Jakarta, CNN Indonesia —
Sebuah studi terbaru menyebut Bumi mulai dari standar layak huni sebuah planet, di antaranya karena polusi udara dan laut.
Studi tersebut menyebut Bumi telah melampaui ruang yang aman bagi umat manusia dalam enam dari sembilan variabel pengukuran yang menentukan kesehatan Bumi.
Para ilmuwan mengatakan iklim, keanekaragaman hayati, tanah, air tawar, polusi nutrisi, dan bahan kimia baru (senyawa buatan manusia seperti mikroplastik dan limbah nuklir) di Bumi semuanya sedang dalam keadaan tidak stabil.
ADVERTISEMENT
SCROLL TO RESUME CONTENT
Tingkat keasaman lautan, kesehatan udara, dan lapisan ozon masih berada dalam batas-batas yang dianggap aman, tetapi polusi laut dan udara berada dalam tingkatan yang buruk.
“Kita berada dalam kondisi yang sangat buruk. Kami menunjukkan dalam analisis ini bahwa planet ini kehilangan daya tahan tubuh dan sedang sakit,” Johan Rockstrom, penulis studi sekaligus direktur Potsdam Institute for Climate Impact Research di Jerman, dikutip dari AP.
Pada 2009, Rockstrom dan peneliti lainnya membuat sembilan batas dan menggunakan pengukuran ilmiah untuk menilai kesehatan Bumi secara keseluruhan.
Makalah yang diterbitkan di jurnal Science Advances pada Rabu (13/9) ini merupakan pembaruan dari tahun 2015 dan menambahkan faktor keenam ke dalam kategori tidak aman.
Dalam studi baru ini air berubah dari kategori nyaris aman menjadi kategori di luar batas aman karena limpasan air sungai yang memburuk dan pengukuran serta pemahaman yang lebih baik mengenai masalah ini.
Rockstrom menyebut batas-batas ini menentukan nasib planet Bumi karena sembilan faktor tersebut telah “ditetapkan secara ilmiah” oleh berbagai penelitian.

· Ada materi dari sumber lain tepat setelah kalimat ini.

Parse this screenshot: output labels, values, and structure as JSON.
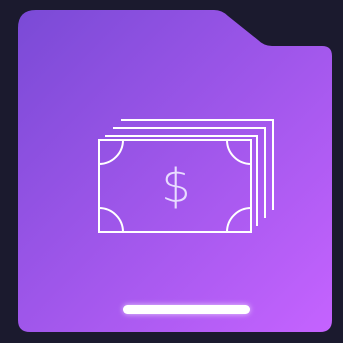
{
  "app": {
    "icon": "money-stack-icon",
    "currency_symbol": "$"
  },
  "colors": {
    "background": "#1b1a2e",
    "folder_gradient_start": "#7a4ad6",
    "folder_gradient_end": "#c563ff",
    "icon_stroke": "#ffffff",
    "home_indicator": "#ffffff"
  }
}
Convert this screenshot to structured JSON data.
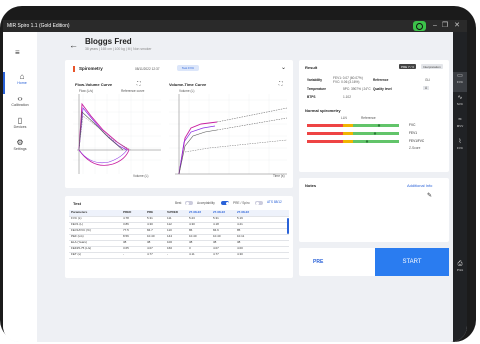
{
  "window": {
    "title": "MIR Spiro 1.1 (Gold Edition)"
  },
  "sidebar": {
    "items": [
      {
        "label": "Home"
      },
      {
        "label": "Calibration"
      },
      {
        "label": "Devices"
      },
      {
        "label": "Settings"
      }
    ]
  },
  "patient": {
    "name": "Bloggs Fred",
    "details": "38 years  |  165 cm  |  100 kg  |  M  |  Non smoker"
  },
  "spirometry": {
    "title": "Spirometry",
    "date": "08/11/2022 12:37",
    "chip": "Test FVC",
    "fv_title": "Flow-Volume Curve",
    "fv_flow_label": "Flow (L/s)",
    "fv_ref_label": "Reference curve",
    "fv_vol_label": "Volume (L)",
    "vt_title": "Volume-Time Curve",
    "vt_vol_label": "Volume (L)",
    "vt_time_label": "Time (s)"
  },
  "test": {
    "title": "Test",
    "best_label": "Best",
    "acc_label": "Acceptability",
    "pre_label": "PRE / Spiro",
    "ats_label": "ATS 88/12",
    "headers": [
      "Parameters",
      "PRED",
      "PRE",
      "%PRED",
      "27-08-22",
      "27-08-22",
      "27-08-22"
    ],
    "rows": [
      [
        "FVC (L)",
        "4.78",
        "5.31",
        "111",
        "5.23",
        "5.31",
        "5.19"
      ],
      [
        "FEV1 (L)",
        "3.86",
        "4.30",
        "112",
        "4.30",
        "4.18",
        "4.21"
      ],
      [
        "FEV1/FVC (%)",
        "77.5",
        "84.7",
        "110",
        "86",
        "84.6",
        "85"
      ],
      [
        "PEF (L/s)",
        "8.56",
        "10.40",
        "144",
        "10.40",
        "10.40",
        "10.11"
      ],
      [
        "ELA (Years)",
        "38",
        "38",
        "100",
        "38",
        "38",
        "38"
      ],
      [
        "FEF25-75 (L/s)",
        "3.65",
        "4.07",
        "160",
        "3",
        "4.07",
        "4.00"
      ],
      [
        "FET (s)",
        "-",
        "4.77",
        "-",
        "4.11",
        "4.77",
        "4.30"
      ]
    ]
  },
  "result": {
    "title": "Result",
    "pre_tag": "PRE 7 / 3",
    "interp_tag": "Interpretation",
    "variability_label": "Variability",
    "variability_value": "FEV1: 0.07 (60.07%) FVC: 0.06 (3.16%)",
    "temperature_label": "Temperature",
    "temperature_value": "5PC: 3907% | 24°C",
    "btps_label": "BTPS",
    "btps_value": "1.102",
    "reference_label": "Reference",
    "reference_value": "GLI",
    "quality_label": "Quality level",
    "quality_value": "A",
    "normal_title": "Normal spirometry",
    "lln_label": "LLN",
    "ref_label": "Reference",
    "zscore_label": "Z-Score",
    "bars": [
      {
        "name": "FVC"
      },
      {
        "name": "FEV1"
      },
      {
        "name": "FEV1/FVC"
      }
    ]
  },
  "notes": {
    "title": "Notes",
    "add_label": "Additional Info"
  },
  "actions": {
    "pre_label": "PRE",
    "start_label": "START"
  },
  "rightbar": {
    "items": [
      {
        "label": "FVC"
      },
      {
        "label": "SVC"
      },
      {
        "label": "MVV"
      },
      {
        "label": "FVC"
      },
      {
        "label": "Print"
      }
    ]
  }
}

Jika Bumi dapat mengelola kesembilan faktor ini, Bumi bisa relatif aman. Sayangnya, kondisi saat ini tidak seperti itu.
Para peneliti menggunakan pendekatan lintas ilmu untuk membuat ambang batas yang terukur untuk batas keamanan.

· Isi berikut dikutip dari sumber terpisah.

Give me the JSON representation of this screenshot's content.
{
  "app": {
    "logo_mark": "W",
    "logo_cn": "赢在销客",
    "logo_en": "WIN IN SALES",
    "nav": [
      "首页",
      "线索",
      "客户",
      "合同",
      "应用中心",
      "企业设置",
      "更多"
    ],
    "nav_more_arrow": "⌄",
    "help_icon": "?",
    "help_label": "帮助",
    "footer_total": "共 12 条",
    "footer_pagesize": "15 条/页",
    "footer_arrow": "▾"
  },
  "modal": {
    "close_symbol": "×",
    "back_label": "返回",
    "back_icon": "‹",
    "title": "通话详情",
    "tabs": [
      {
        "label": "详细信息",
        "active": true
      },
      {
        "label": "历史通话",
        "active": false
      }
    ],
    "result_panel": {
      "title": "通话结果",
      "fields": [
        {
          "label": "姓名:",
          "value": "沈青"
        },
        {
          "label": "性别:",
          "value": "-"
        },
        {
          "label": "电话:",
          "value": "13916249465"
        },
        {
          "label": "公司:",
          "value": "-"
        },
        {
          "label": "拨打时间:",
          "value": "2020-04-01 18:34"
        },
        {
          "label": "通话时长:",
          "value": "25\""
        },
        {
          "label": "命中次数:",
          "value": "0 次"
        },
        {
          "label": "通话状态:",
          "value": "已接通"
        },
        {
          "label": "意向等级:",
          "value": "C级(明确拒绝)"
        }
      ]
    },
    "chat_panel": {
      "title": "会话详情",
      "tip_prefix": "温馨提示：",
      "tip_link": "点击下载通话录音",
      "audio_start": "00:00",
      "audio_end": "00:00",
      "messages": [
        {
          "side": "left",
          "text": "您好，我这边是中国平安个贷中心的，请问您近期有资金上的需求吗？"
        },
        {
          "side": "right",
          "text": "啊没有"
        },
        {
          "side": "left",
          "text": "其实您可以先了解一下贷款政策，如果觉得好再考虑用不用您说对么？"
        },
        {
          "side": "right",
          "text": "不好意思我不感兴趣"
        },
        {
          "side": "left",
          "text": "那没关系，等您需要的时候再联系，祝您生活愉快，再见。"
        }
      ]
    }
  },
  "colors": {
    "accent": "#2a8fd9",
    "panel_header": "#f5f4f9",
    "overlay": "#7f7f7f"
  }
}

Sebagai contoh, mereka menggunakan 350 ppm karbon dioksida di udara untuk perhitungan ambang batas, bukan 1,5 derajat pemanasan yang ditetapkan dalam perjanjian iklim Paris sejak masa pra-industri dalam perhitungan tingkat kesehatan udara.
Tahun ini, karbon di udara mencapai puncaknya di angka 424 ppm, sangat jauh di atas ambang batas amannya.
Para peneliti mengatakan sembilan faktor tersebut saling terkait.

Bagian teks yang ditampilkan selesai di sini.